There is a depth to the season of Advent that makes it my favorite season of the church year besides Easter (what can top a 50 day party?). Themes are layered within this season like a rich and surprising dessert. There’s hope, preparation, expectation, longing; there’s the movement into the darkest part of the year while defying that darkness with light. Advent is also a season to reflect on Last Things. As I preached about last week, “Advent…is a time of preparation for the coming of Jesus—preparation for the celebration of his first coming, as a child in a manger in Bethlehem, and preparation for the day when he comes again in great power and glory to judge the world and rule over the nations.” This dual focus means that Advent has been the traditional time the church reflects on four interrelated themes: Death, Judgement, Hell, and Heaven. Doesn’t that just give you the warm and fuzzies? Nothing makes me want to cozy up near the stocking lined hearth, to watch snowflakes fall, and drink hot cocoa with the vocal stylings of Bing Crosby gently playing in the background like a good discussion about the end of all things. Ok, maybe I’m exaggerating a bit, but I don’t think these themes are out of place in the weeks leading up to Christmas, especially because the holidays can be a difficult time. For many of us ,they are a time when we poignantly remember those we love who have died. The holidays can be a time when feelings of loneliness and loss can creep up on us very easily and unexpectedly.
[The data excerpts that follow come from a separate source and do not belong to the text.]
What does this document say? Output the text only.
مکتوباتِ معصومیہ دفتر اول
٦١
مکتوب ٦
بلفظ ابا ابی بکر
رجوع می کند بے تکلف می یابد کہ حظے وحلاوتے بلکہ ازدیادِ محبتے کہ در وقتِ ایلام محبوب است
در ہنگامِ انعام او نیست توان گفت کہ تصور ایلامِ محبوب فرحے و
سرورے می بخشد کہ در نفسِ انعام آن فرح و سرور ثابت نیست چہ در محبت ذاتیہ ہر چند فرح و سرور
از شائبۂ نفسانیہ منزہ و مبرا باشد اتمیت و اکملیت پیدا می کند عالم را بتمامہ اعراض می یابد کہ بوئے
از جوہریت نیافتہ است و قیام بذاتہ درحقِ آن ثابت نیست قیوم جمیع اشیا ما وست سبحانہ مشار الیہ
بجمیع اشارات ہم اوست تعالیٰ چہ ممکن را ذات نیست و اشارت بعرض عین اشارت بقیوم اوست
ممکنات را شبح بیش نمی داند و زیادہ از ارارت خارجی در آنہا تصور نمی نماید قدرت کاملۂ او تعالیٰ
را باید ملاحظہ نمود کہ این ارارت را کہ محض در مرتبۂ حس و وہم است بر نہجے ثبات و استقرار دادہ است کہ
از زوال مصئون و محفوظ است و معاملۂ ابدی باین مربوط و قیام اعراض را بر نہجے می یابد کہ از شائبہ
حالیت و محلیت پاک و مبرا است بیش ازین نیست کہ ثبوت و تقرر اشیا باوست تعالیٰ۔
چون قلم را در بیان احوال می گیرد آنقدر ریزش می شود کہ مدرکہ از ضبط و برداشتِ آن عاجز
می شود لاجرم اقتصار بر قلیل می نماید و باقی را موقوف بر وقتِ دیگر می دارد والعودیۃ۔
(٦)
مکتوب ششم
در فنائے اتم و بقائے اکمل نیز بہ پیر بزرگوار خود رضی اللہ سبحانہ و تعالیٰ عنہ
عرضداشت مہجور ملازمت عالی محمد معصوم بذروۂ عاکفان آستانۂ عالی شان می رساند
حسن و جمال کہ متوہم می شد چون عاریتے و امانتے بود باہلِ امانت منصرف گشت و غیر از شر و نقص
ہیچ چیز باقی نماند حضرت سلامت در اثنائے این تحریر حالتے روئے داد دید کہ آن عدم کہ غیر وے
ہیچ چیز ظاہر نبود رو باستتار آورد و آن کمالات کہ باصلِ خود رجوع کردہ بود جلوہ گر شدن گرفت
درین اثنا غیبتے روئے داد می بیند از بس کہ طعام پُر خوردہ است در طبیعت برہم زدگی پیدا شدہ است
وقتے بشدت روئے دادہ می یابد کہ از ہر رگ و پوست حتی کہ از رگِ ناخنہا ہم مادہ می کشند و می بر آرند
So, there is some wisdom and, yes, even healing to found in taking a little bit of time to acknowledge the facts of life in the weeks leading up to Christmas. Death is real and happens to us all, but Christian reflection never ends there. As surely as death is inevitable, God’s love for us is invincible. God and God’s love are not defeated by death.
God’s judgement is also real. Scripture is full of reminders that we must give an account of this life to God. We affirm every Sunday that Christ will return to judge both the living and the dead, and that’s no joke. Perhaps the only things clearer in Scripture than God’s righteousness and justice, however, is God’s indestructible mercy. Our patience and ability to forgive is so disproportionately small compared to God’s capacity for patience and forgiveness, they counted on different orders of magnitude. All the sins, all the evil, of all the world in all times is like a handful of sand compared to ocean of God’s mercy. The Advent themes of judgement and hope, then, are completely compatible when we are talking about our God. Scripture puts it this way: Nothing we do and nothing that is done to us can separate us from the love of God that is in Christ Jesus (Romans 8:35-39). God will never abandon the living, and neither will God abandon the dead.
Death, Judgement, Heaven, Hell: what all this will actually be like, I cannot say. What I can say is that the same love that reaches down to us at Christmas, the love that caused God to come down to earth as a human, is the love that is going to sort out all things at the end of our days, and at the End of Days. And that is good news of glad tidings, indeed.